Director: Tom George (USA, UK). Year of Release: 2022
1953, “London’s West End”. A young Richard Attenborough is starring in the Mousetrap where the cast and crew are celebrating the 100th performance. Also at the party are both a film producer and Leo Köpernick, a director who’s been exiled because of McCarthyism. Köpernick has been contracted to make the film of the play. He is world weary and cynical, and believes that the play can be improved by adding a grisly murder in the opening scene and a shoot-out ending.
Köpernick has not seen The Mousetrap but is sure that it’s a “second rate murder mystery … If you’ve seen one, you’ve seen one seen them all”. Surely it’s the sort of play where the main characters introduce themselves in a long expositional scene, and it all leads to the most unlikeable character being killed. Sure enough, after a bit of exposition, the biggest arsehole in the room is murdered. Unfortunately for Köperick, it’s him.

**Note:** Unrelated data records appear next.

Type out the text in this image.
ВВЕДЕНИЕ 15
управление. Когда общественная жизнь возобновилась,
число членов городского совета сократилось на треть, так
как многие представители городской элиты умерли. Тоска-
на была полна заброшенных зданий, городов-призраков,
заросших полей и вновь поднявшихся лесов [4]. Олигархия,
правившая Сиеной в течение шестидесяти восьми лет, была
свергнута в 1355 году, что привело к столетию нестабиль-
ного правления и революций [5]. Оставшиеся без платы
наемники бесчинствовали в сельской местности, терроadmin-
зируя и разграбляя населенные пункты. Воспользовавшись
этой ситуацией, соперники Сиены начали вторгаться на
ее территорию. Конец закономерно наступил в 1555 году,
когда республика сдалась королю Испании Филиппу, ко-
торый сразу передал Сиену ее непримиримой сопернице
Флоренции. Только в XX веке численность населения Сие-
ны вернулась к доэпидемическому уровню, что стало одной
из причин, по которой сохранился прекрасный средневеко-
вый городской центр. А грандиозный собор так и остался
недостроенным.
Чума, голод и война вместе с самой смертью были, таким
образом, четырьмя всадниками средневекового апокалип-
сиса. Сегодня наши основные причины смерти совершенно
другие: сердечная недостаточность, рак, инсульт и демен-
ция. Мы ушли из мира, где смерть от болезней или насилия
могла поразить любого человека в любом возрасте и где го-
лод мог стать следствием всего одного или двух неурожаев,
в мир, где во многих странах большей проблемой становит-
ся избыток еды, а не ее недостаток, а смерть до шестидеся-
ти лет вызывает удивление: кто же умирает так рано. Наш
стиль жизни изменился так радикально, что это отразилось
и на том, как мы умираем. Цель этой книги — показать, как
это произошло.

As is customary, everyone has a motive for killing the arsehole director. As part of an ongoing battle around Köpernick trying to dumb down the film, pretentious screenwriter Mervyn Cocker-Norris is heard threatening to kill him. Meanwhile, the excitable young Italian man, who Cocker.-Norris introduces as his nephew seems to be a lot closer to him than that, and the sort of person who would seek passionate revenge in an eyeblink.
At the reception, Köpernick tries to chat up Attenborough’s wife, for which the actor gives him a good punching. He also learns that Agatha Christie has decreed that filming cannot start until the play ends its opening run (still waiting for that, 70 years on), so he annoys the theatre establishment by sabotaging the stage version. Added to this, he’s a pretty obnoxious human being whose default position seems to be being a bit of a dick.
Enter Inspector Stoppard, who is presumably named after Tom Stoppard, the playwright and film screenwriter who was not averse to writing murder mystery plays. Much of the dialogue has the rhythm of a Stoppard play, if not necessarily its intellectual depth. The fictional Stoppard is an alcoholic war veteran with a pronounced limp. As most of the Met are busy solving the Christie murders at Rillington Place, Stoppard is assigned a single assistant – Constable Stalker.
Stalker is played by Saoirse Ronan, playing Irish for once, showing marvellous comic timing. She is eager and inexperienced, and writes everything down in her notebook, much to the exasperation of the more instinctive Stoppard. Unlike him, Stalker is in thrall to the theatre, something noticed by Attenborough, who offers her attention and free tickets whenever she asks too many questions. Despite the cops ‘different styles, they develop a certain rapport as they chase down the killer.
On more than one occasion, See How They Run uses a foreshadowing technique by which the plot develops exactly as a character has told us it will, but we have been distracted enough to forget that this is going to happen. This is typical of a film which is more clever than witty. It provokes (self-)satisfaction in a job well done rather than belly laughs. It is also a bit full of itself, although never takes itself so seriously that it stops being entertaining.
It is also not afraid of rolling out some hoary old gags. One character says how he hates flashbacks just before a flashback; there is a running joke of the Constable, Inspector and Commissioner addressing each other with their ranks (you really have to be there); and there’s a scene of a tray full of tea cups, one of which is poisoned, which is at least as old as Morecambe and Wise. It is to the film’s credit that although we know what’s coming, they still actually make you laugh.
Characters come and go, as do subplots. The film producer John Woolf is having an affair with his secretary, but swears that the next thing he will sign is a marriage certificate – well, the second next thing, as he still needs to sign the divorce papers for his wife. Commissioner Scott tells Stalker not to let the chauvinist cops walk all over her, then asks her to make him a cup of tea. Meanwhile she discovers that Köpernick may have been the father of the baby born to Stoppard’s wife.
The cast receive an invitation to dine with Agatha Christie, although when they arrive, with the police in hot pursuit, she knows nothing about it. Like most of what has come before, this is both irrelevant and maybe the point of the film, We’re not expected to be interested in whodunnit, and when this is revealed, this development is relatively marginal to to plot. As ever, it is more about the mood than the content, about the jokes than in profound insights into the human condition.
And what is wrong with that? See How They Run is unpretentious fun. It doesn’t always work, but that’s not too much of a problem, as there’s always another joke on its way soon. It doesn’t try too hard, and, at barely over an hour and a half, it doesn’t outstay its welcome. You could find reasons to criticise it, but why would you be that mean-spirited? Just sit back and enjoy the ride and stop being such a miserable bastard.